L’orrore che proviamo per questo delitto è tale da farci rivivere la vicenda di Caino ed Abele. Caino uccide Abele perché è invidioso della felicità del fratello e crede che togliere la gioia a qualcuno gli consenta di rubarla per se.
Caino e Abele del Tintoretto
Stefano Leo è stato sgozzato mentre passeggiava per le strade di Torino perché la sua espressione, felice e serena, era insopportabile. A raccontarlo è stato Said Mechaquat, l’assassino che si è costituito.
Said è un cittadino italiano di origine marocchine, forse non si è mai integrato o non lo hanno mai fatto i suoi genitori, tanto è vero che nella sua confessione dice “volevo uccidere un italiano felice”. Come Caino, anche Said non sapeva che uccidendo Stefano “un italiano felice”, non avrebbe aggiunto nulla alla sua felicità, anzi.
Ammesso che tutto sia andato come fino ad ora sappiano, non ci sono attenuanti sociologiche per l’omicidio di Stefano. Caino, invece di uccidere Abele, avrebbe potuto mettersi al lavoro per migliorare una vita che non lo rendeva felice. Allo stesso modo Said avrebbe potuto decidere di imparare dallo sguardo felice di Stefano, che andava a fare il suo lavoro di commesso, come si fa a vivere con soddisfazione.

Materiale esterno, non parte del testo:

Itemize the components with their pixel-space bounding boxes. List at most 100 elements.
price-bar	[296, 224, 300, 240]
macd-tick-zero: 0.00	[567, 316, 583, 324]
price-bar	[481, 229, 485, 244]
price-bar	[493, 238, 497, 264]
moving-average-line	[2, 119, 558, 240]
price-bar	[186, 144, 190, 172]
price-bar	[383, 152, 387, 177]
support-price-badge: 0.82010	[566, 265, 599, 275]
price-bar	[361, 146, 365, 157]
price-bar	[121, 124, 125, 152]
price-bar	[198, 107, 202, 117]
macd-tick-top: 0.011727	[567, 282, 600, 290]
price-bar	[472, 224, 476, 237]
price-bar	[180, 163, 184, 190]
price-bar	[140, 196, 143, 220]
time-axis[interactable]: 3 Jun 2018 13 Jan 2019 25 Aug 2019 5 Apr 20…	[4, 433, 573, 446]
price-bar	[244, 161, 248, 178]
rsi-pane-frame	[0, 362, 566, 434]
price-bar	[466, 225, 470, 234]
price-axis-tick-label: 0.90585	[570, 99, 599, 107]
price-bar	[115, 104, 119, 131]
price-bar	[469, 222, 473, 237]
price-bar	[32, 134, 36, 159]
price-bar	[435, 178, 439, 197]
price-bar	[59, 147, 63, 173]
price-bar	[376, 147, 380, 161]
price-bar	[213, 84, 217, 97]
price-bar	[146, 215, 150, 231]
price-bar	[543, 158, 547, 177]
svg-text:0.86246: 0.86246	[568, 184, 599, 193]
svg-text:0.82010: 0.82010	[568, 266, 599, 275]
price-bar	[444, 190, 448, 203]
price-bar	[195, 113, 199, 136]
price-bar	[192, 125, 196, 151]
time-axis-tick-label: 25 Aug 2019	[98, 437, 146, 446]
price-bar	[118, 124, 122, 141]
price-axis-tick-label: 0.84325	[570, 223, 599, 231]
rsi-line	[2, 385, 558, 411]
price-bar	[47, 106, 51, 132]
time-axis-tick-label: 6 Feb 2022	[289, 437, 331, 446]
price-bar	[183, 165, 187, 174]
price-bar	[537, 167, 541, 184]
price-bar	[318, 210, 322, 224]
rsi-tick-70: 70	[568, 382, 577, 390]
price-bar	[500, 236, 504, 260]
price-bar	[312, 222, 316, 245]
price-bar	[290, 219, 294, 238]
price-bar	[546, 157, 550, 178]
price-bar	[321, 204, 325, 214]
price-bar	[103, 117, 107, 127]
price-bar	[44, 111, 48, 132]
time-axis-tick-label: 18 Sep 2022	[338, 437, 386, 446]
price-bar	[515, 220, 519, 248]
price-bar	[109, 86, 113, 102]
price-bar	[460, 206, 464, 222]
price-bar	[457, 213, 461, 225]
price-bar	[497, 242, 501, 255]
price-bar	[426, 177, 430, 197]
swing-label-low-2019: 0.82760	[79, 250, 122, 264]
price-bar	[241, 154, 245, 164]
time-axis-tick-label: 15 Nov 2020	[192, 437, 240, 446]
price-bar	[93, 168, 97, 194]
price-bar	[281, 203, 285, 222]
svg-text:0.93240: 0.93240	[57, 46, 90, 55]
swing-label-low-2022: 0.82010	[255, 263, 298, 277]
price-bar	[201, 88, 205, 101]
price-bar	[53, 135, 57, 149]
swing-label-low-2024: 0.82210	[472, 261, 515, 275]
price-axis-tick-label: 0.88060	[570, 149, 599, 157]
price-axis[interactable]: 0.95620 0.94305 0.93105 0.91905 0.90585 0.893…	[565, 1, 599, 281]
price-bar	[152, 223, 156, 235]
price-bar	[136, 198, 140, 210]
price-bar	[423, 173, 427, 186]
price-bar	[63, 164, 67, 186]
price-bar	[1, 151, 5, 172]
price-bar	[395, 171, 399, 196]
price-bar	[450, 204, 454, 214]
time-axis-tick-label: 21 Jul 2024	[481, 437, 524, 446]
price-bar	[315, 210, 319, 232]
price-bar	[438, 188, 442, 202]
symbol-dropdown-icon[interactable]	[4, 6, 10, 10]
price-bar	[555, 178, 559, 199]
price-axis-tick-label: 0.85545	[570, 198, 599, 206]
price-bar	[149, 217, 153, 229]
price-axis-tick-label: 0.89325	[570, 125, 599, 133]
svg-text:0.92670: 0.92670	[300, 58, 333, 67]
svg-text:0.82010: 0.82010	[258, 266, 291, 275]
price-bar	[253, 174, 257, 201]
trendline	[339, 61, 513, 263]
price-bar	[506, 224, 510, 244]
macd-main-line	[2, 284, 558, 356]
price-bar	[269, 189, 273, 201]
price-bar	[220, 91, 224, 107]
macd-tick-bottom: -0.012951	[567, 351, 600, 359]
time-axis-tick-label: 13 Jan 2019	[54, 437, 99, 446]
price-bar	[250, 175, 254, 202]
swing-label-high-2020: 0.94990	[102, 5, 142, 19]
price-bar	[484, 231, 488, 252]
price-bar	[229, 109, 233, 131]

La felicità è uno stato mentale e se si vive di invidia non si raggiungerà mai la felicità, chissà se ora Said lo ha capito o se ci vorranno anni di prigione per recuperarlo ad una vita degna?
Said Mechaquat, dovrà avere la sua giusta punizione, ma noi pensiamo a Stefano che non c’è più e alla sua famiglia, a quel ragazzo che era uscito di casa con un sorriso per affrontare la sua giornata.